Pakistan's Corona Relief Tiger Force
- Formation: 29 March 2020; 6 years ago
- Dissolved: 10 April 2022; 4 years ago
- Type: Volunteer Force
- Purpose: Assisting Health Facilities in Corona-Affected Areas of Pakistan
- Headquarters: Islamabad, Pakistan
- Website: Tiger Force Website

= Corona Relief Tiger Force =

Defunct Pakistani volunteer organization

Pakistan Corona Relief Tiger Force was a volunteer task force aimed at providing health facilities in areas affected by the pandemic in Pakistan. Initiated by Pakistan's Prime Minister, Mr. Imran Khan, the force was established due to the shortage of staff in existing institutions, despite Pakistan's population being more than 60% youth who could contribute significantly.

The force was announced by Prime Minister Imran Khan on 27 March 2020, a month after Pakistan confirmed its first coronavirus case. Registration opened on 31 March 2020 through the Pakistan Citizens Portal and continued until 10 April 2020. Within two days of opening, the portal received applications from 90,000 volunteers, with the registration website recording 400,000 visitors in its first 50 minutes of launch. By early April, registrations had risen to over 739,000, and by later that year the number of registered volunteers exceeded one million, including 662,977 men, 19,178 women, and 534 individuals identifying as other genders.

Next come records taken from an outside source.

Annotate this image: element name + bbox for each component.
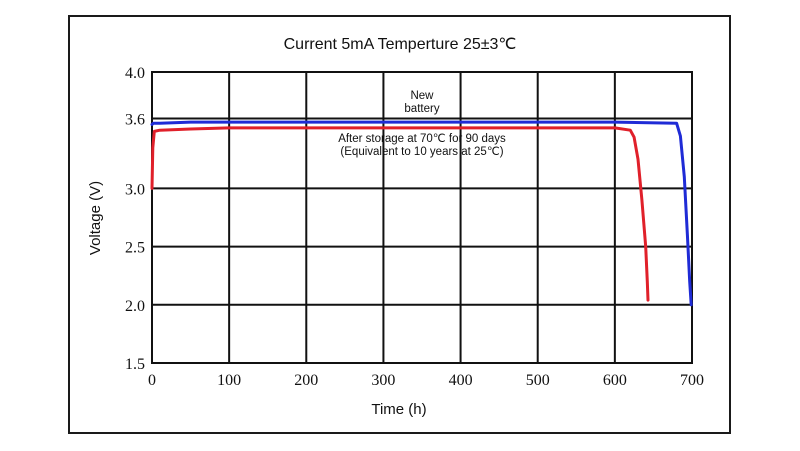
annotation-0: New battery xyxy=(404,90,439,115)
series-lines xyxy=(150,120,693,307)
annotation-1-line-1: (Equivalent to 10 years at 25℃) xyxy=(340,146,503,158)
series-line-1 xyxy=(150,126,650,302)
x-axis-label: Time (h) xyxy=(371,401,426,418)
y-tick-label-5: 4.0 xyxy=(125,65,145,82)
y-tick-label-0: 1.5 xyxy=(125,356,145,373)
grid xyxy=(151,71,693,364)
annotation-1: After storage at 70℃ for 90 days (Equival… xyxy=(338,133,506,158)
y-axis-label: Voltage (V) xyxy=(87,181,104,255)
annotation-0-line-0: New xyxy=(410,90,434,102)
x-tick-label-0: 0 xyxy=(148,372,156,389)
y-tick-label-3: 3.0 xyxy=(125,181,145,198)
x-tick-label-7: 700 xyxy=(680,372,704,389)
x-tick-label-3: 300 xyxy=(371,372,395,389)
x-tick-label-5: 500 xyxy=(526,372,550,389)
x-tick-label-4: 400 xyxy=(449,372,473,389)
annotations: New battery After storage at 70℃ for 90 da… xyxy=(338,90,506,158)
annotation-0-line-1: battery xyxy=(404,103,439,115)
chart-title: Current 5mA Temperture 25±3℃ xyxy=(284,36,517,53)
x-tick-label-6: 600 xyxy=(603,372,627,389)
y-tick-label-2: 2.5 xyxy=(125,240,145,257)
tick-labels: 0 100 200 300 400 500 600 700 1.5 2.0 2.5 3.0 3.6 4.0 xyxy=(125,65,704,389)
x-tick-label-2: 200 xyxy=(294,372,318,389)
chart-frame xyxy=(68,15,731,434)
y-tick-label-4: 3.6 xyxy=(125,112,145,129)
annotation-1-line-0: After storage at 70℃ for 90 days xyxy=(338,133,506,145)
y-tick-label-1: 2.0 xyxy=(125,298,145,315)
x-tick-label-1: 100 xyxy=(217,372,241,389)
plot-border xyxy=(151,71,693,364)
series-line-0 xyxy=(150,120,693,307)
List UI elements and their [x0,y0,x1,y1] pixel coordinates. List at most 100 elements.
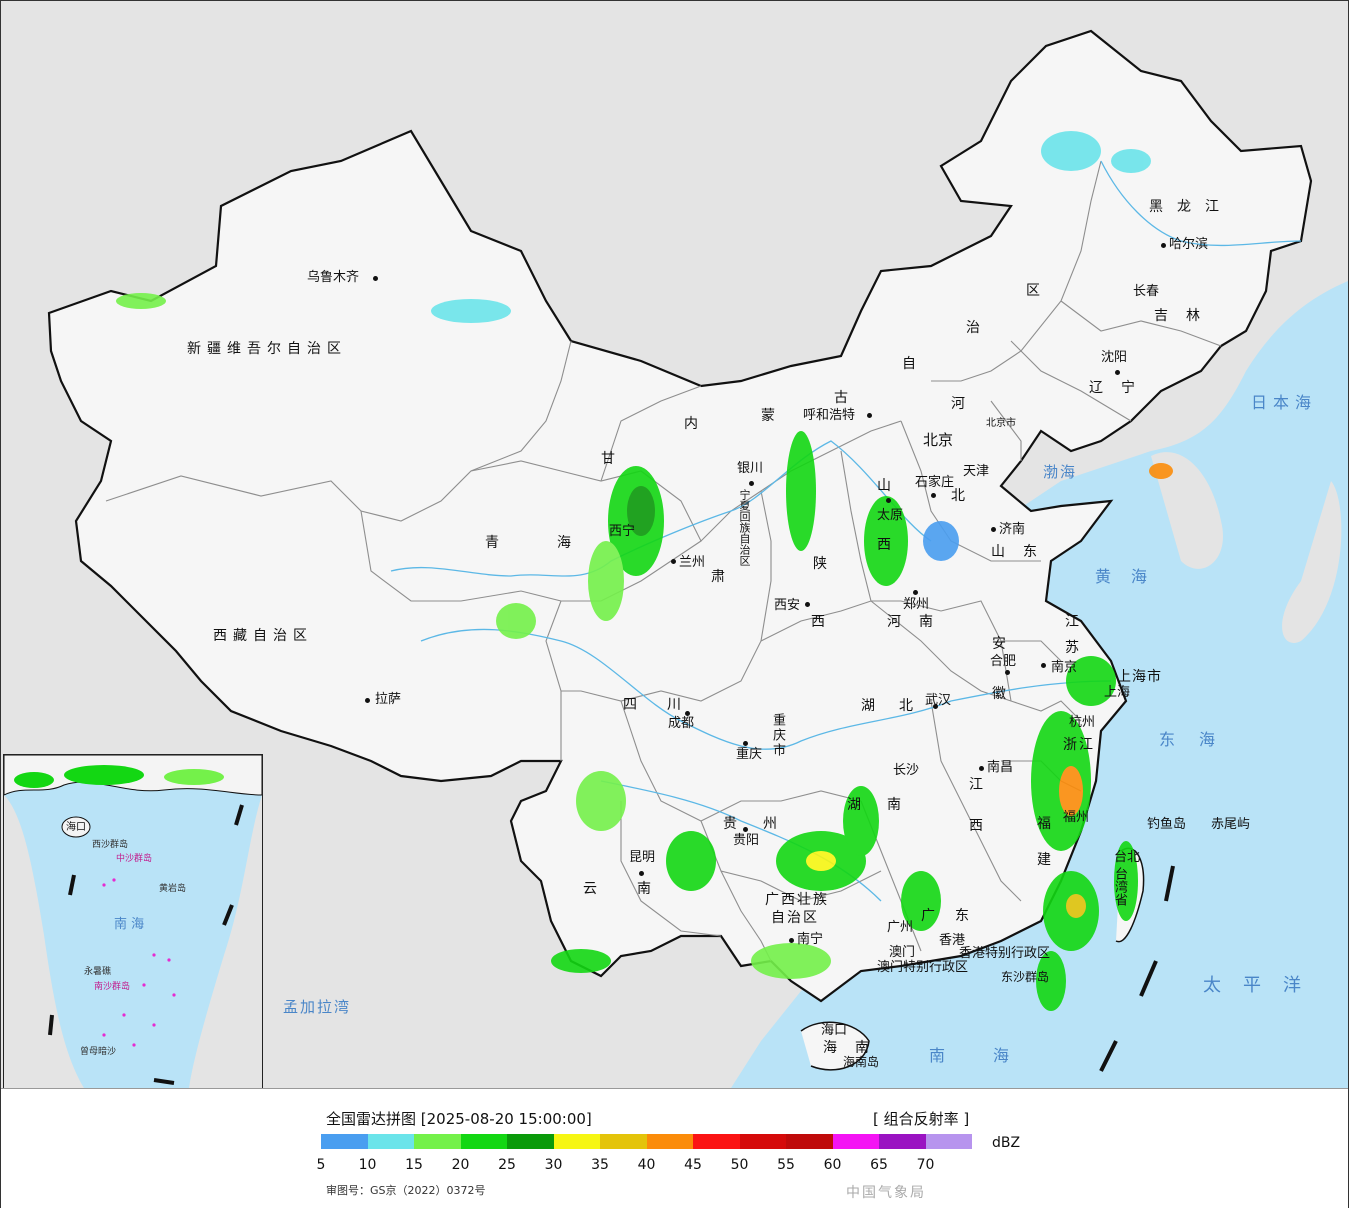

Beginning its operations in Islamabad, the task force expanded its role as the spread of COVID-19 increased across other cities in Pakistan. Volunteers played a crucial role in supporting district administrations by implementing coronavirus standard operating procedures, such as social distancing measures in mosques and public spaces. Additionally, they distributed food and essential supplies to impoverished communities and ensured compliance with 'smart lockdowns' in coronavirus hotspots.

Of the volunteers who registered, approximately 17,000 had backgrounds directly or indirectly related to health services, including around 1,800 doctors, nurses, and other paramedical staff.

Muhammad Usman Dar was appointed to oversee the governance of the task force. Beyond COVID-19-related tasks, volunteers assisted with registrations at the Ehsaas Web Portal, a government social welfare program, and monitored utility stores for hoarding and social distancing compliance. By mid-2020, the force's scope had expanded beyond pandemic relief to include participation in other government initiatives, such as a national tree plantation drive and waste management projects.

The initiative received international media coverage, including a detailed feature in the United Kingdom's The Daily Telegraph, which described Pakistan's approach as an effort to mobilize its large youth population to compensate for an underfunded health system.

The Corona Relief Tiger Force faced criticism from journalists and opposition politicians. Some opposition figures accused the ruling Pakistan Tehreek-e-Insaf party of leveraging the country's youth population for political gain, particularly after the force's role was expanded beyond pandemic relief into unrelated government projects. Journalists also questioned the initiative's overall effectiveness in achieving its stated goals.